Enterprise Times: What does this mean
Founded in the North East, Sage is a huge presence in the region. It is one that the region is rightly proud of. Sage recently announced that it would move its headquarters to a new location, still in Newcastle and invest £40 million as part of that plan. The work on the new office will complete in Spring 2021. The offices are designed as an engineering and innovation hub, perhaps partly changing its layout because of the pandemic. It is also recruiting in the region and looking for around 100 new starters. There are currently 71 open vacancies on the jobs site for the Newcastle office alone.
Steve Hare, CEO, Sage Group, commented: “The North East isn’t just in our heritage, it’s vital to the UK’s future success. The region offers us access to a unique pool of talent and digital skills and in the past few months our colleagues here been at the forefront of helping small businesses get vital support.
“Now we must look ahead and do our bit to help small businesses and anyone wanting to start a business, to come back stronger in 2021. I am proud that Sage is stepping up to help small businesses in the North of Tyne use technology to best effect as they look to rebuild their future.”
Enterprise Times: What does this mean
Yet again, Sage is stepping up in its home region to support local businesses. While it is not a huge investment, it has a clear purpose. It could help to reinvigorate the local economy as the region emerges from COVID and any fallout from Brexit. Interested business leaders can sign up for the financial and digital resilience webinar here.

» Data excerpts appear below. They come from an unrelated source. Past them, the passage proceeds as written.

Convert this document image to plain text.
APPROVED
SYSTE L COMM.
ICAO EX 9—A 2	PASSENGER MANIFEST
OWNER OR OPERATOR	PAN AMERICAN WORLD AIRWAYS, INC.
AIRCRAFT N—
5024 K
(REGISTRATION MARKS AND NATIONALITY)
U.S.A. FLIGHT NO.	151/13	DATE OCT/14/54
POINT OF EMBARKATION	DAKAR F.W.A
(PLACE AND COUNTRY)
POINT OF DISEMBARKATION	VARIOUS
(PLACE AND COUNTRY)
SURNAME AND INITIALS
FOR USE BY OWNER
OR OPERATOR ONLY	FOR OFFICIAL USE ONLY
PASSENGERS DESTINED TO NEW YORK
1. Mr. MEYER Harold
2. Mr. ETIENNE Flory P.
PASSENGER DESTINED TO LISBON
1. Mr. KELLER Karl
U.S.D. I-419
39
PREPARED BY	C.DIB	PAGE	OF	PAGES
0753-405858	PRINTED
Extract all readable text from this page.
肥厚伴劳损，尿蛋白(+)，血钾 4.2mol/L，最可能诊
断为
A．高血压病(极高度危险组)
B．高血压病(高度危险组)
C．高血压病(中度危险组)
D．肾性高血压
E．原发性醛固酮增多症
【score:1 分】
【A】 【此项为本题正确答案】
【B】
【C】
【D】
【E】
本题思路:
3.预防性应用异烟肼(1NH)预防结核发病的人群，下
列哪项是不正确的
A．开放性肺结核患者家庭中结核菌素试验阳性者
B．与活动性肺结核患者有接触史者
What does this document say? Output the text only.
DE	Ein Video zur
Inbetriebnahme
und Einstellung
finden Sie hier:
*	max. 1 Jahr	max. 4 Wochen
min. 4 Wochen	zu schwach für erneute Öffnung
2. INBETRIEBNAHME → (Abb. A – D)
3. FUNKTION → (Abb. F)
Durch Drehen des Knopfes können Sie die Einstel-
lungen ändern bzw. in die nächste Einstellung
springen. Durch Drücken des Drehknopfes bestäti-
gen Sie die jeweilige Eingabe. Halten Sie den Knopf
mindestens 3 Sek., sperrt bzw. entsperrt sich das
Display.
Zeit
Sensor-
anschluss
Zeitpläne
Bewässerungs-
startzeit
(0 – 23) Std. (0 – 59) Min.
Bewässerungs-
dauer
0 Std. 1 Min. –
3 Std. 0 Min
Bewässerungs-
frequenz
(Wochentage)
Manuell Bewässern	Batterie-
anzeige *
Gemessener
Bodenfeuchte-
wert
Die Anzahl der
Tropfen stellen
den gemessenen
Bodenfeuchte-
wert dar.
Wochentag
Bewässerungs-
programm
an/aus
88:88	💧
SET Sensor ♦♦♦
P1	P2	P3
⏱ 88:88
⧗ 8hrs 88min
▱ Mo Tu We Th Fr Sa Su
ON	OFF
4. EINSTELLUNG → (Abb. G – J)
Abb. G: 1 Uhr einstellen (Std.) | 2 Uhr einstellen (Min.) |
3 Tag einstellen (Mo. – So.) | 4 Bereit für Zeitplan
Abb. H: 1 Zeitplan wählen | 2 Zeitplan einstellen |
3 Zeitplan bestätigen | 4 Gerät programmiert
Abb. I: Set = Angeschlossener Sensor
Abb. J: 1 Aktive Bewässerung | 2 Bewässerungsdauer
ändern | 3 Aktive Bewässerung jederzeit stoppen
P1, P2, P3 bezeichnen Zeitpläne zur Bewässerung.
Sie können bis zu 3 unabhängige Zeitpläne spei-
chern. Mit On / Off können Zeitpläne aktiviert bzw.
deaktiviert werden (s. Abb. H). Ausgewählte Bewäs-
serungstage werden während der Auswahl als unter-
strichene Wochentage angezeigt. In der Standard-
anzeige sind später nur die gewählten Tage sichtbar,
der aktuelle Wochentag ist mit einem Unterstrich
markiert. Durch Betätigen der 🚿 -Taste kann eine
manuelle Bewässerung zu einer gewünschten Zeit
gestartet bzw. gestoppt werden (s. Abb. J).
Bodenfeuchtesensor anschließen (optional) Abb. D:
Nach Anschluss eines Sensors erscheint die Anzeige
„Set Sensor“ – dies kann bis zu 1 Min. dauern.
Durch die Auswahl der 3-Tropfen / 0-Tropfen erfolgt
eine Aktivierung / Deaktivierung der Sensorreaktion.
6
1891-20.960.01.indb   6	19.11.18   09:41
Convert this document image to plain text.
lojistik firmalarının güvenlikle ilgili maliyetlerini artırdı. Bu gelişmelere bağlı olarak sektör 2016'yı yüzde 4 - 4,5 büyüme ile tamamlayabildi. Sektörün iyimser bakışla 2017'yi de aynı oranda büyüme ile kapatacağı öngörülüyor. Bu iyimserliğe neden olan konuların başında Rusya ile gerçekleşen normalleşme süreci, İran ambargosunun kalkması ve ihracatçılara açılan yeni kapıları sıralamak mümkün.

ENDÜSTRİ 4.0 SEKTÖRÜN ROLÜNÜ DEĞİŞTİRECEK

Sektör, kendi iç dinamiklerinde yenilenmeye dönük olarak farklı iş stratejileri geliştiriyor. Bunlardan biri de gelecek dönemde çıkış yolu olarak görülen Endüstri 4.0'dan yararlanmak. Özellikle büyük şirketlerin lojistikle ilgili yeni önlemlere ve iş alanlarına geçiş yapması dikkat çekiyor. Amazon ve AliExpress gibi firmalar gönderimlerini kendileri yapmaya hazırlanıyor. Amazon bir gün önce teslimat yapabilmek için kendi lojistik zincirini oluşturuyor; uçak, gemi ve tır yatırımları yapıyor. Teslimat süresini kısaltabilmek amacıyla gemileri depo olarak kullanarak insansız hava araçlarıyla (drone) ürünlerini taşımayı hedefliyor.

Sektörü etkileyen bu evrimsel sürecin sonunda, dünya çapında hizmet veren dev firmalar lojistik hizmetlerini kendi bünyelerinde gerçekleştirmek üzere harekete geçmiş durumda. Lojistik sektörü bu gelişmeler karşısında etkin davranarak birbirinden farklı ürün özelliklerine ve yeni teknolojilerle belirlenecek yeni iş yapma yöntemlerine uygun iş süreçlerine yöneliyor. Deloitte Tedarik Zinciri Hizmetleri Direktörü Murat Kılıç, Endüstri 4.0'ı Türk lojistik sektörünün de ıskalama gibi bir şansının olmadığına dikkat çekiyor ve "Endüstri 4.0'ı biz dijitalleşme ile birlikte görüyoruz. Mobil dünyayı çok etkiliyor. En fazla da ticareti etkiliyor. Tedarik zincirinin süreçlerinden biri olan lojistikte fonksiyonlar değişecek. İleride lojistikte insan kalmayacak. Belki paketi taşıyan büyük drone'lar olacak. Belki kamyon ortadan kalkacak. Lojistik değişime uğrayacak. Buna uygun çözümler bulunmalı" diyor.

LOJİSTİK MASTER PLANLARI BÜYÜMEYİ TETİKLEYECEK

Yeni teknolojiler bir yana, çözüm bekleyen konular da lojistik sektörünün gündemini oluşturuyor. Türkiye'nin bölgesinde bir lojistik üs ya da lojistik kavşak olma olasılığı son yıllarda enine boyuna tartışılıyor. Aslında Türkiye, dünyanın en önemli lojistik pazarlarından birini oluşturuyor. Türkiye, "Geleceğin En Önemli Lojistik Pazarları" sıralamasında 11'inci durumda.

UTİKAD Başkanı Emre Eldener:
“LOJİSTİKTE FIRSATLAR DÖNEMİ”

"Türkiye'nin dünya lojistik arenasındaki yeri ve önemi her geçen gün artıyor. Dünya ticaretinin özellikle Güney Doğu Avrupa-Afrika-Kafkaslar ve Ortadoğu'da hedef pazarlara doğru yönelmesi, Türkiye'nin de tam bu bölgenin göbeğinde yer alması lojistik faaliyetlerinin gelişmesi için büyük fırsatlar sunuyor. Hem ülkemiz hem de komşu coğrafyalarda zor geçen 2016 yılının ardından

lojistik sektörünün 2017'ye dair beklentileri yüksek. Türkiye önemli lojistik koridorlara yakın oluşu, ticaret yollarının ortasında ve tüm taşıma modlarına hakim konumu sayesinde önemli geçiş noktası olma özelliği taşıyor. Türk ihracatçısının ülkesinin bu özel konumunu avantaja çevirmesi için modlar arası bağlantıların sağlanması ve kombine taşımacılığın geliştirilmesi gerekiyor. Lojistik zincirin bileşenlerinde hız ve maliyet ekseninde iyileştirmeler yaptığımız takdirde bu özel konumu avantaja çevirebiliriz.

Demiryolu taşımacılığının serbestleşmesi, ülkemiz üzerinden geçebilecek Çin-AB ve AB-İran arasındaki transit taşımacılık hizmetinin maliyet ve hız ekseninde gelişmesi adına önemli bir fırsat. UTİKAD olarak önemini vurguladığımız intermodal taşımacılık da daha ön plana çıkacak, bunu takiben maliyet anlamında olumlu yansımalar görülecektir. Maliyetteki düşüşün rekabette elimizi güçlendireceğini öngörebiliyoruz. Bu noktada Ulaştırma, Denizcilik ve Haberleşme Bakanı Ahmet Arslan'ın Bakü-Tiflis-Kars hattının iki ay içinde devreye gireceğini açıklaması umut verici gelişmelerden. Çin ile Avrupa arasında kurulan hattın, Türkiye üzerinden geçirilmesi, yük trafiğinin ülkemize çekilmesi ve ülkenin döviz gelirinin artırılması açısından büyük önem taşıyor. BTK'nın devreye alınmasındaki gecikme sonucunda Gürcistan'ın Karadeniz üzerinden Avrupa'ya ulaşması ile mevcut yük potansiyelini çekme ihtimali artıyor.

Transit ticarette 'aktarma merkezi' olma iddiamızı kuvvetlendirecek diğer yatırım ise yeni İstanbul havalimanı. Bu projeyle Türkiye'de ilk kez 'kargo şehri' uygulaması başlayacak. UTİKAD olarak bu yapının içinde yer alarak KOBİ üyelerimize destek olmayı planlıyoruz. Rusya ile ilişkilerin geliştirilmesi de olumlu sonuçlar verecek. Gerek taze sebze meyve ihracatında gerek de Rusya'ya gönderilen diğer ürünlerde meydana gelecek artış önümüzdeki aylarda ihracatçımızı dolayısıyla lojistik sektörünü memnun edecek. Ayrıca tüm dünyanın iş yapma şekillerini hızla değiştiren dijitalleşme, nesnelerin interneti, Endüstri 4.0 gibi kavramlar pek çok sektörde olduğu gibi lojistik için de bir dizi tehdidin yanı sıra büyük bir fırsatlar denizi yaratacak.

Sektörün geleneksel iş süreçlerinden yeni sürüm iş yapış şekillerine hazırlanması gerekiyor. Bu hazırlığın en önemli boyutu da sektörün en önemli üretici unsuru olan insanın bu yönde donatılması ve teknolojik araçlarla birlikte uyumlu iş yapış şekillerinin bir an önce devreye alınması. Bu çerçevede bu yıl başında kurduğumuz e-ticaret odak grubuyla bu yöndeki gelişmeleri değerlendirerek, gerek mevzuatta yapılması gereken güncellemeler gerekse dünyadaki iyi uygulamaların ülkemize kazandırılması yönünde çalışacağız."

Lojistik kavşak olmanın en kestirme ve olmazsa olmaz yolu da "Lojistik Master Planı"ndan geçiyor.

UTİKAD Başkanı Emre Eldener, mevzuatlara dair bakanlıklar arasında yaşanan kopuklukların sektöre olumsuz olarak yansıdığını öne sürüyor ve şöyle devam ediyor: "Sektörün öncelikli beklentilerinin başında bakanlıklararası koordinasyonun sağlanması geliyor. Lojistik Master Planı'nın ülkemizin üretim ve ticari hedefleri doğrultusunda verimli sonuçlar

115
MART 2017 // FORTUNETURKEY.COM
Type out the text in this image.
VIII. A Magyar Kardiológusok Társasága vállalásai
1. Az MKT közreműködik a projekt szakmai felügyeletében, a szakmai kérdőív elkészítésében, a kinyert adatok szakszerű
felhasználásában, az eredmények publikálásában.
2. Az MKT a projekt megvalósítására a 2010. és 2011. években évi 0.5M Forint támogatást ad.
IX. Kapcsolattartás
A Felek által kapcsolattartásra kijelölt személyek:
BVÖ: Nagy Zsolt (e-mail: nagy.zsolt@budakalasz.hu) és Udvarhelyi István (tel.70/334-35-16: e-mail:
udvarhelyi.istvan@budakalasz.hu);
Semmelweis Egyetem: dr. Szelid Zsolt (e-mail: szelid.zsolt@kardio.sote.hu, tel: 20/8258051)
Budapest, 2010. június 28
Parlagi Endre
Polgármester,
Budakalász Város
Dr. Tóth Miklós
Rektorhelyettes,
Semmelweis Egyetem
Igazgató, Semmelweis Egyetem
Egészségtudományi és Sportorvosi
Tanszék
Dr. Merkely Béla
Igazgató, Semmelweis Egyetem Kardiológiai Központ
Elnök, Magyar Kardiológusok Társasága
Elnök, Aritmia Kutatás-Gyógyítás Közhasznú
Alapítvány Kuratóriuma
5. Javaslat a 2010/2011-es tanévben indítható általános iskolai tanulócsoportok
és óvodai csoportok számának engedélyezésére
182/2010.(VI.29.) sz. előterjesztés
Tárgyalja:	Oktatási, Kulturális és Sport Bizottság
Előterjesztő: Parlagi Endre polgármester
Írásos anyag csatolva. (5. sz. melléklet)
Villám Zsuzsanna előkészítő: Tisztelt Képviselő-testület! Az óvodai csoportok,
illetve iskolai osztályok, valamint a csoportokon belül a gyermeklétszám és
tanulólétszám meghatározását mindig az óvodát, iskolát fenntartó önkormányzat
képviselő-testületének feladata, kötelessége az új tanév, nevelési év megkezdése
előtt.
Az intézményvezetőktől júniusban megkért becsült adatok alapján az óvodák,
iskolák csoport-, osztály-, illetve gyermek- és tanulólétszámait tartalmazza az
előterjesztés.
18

Sage often leads such initiatives. It has fallen short of suggesting that other businesses could help small businesses in their local area. There is a benefit in the longer term to Sage as well with this donation. Not only does it continue to strengthen loyalty in the region to its brand, but it may also increase revenues in the longer term.
If all 10,000 business take-up the offer, after two years it will have recouped the investment. If successful, this could become a pilot for other regions in the country as well, and abroad. It is, therefore, an interesting initiative that will replace in-person events that Sage might have done in the past.